Sea salt, obtained by evaporation of sea water, is a salt used as an ingredient in cooking and in products such as cosmetics. Its mineral content gives it a different taste from table salt, which is mostly sodium chloride that is either purified from sea salt or made from rock salt (halite), a mineral that is dug from mines. Table salt also sometimes contains additives, such as iodides (as a dietary supplement) and various anticaking agents. Sea salt is thought by some to be a healthier alternative to table salt. Various areas of the world produce specialized sea salt, including France, Ireland, and Cape Cod. Sea salt produced in Hawaii may have a distictive red-brown color (see red dirt) derived from iron-rich volcanic soil present as an impurity. One common use of sea salt is in premium potato chips.
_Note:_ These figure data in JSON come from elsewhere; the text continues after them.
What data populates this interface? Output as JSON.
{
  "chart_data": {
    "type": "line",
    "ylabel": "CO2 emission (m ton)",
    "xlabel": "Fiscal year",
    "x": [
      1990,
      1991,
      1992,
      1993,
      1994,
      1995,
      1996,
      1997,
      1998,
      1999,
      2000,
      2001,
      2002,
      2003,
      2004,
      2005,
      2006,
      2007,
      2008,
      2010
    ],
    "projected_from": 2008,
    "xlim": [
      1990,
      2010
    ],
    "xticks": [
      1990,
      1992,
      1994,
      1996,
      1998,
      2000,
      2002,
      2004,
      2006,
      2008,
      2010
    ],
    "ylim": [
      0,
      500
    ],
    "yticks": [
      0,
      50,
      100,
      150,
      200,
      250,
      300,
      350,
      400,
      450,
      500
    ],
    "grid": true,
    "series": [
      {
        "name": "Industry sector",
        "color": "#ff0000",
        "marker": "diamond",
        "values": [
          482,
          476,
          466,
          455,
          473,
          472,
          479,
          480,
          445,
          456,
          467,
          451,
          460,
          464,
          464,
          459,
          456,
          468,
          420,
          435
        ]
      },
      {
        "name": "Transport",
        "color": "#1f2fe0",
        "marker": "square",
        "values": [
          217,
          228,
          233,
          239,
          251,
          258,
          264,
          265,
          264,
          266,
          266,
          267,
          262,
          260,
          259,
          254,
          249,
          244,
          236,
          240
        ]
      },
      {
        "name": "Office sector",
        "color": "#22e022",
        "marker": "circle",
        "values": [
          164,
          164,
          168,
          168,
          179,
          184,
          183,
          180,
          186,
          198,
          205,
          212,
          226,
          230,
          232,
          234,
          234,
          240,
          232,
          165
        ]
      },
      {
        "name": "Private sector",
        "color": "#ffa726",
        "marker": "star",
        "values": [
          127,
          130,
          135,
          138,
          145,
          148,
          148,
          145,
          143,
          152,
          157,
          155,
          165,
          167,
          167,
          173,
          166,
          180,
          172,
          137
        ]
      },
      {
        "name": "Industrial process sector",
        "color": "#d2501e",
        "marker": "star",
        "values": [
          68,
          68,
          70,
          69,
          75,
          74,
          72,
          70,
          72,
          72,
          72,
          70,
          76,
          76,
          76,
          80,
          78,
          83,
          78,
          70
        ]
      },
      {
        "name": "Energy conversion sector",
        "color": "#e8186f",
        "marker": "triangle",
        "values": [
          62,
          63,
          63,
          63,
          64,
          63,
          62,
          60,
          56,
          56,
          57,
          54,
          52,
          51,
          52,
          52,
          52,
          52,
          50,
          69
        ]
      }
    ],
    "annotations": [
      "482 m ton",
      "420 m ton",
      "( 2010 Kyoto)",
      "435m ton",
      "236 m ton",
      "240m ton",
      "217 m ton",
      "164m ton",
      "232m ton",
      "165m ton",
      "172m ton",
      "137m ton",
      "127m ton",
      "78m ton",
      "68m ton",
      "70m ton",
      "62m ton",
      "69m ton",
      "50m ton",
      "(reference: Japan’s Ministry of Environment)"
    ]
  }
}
Sea salt is generally more expensive than table salt.

In several countries, including China and India, sea salt was the sole source of salt. Regulating the sales of sea salt was highly profitable for the governments. About 110 BC, Emperor Han Wu Di of China started the monopoly of the salt trade, making salt piracy a crime worthy of capital punishment. In 1930, the British government of India imposed a salt tax, which led to the famous salt march from March 12 to April 5 when Mohandas Gandhi led thousands of people to the sea to collect their own salt rather than pay the salt tax.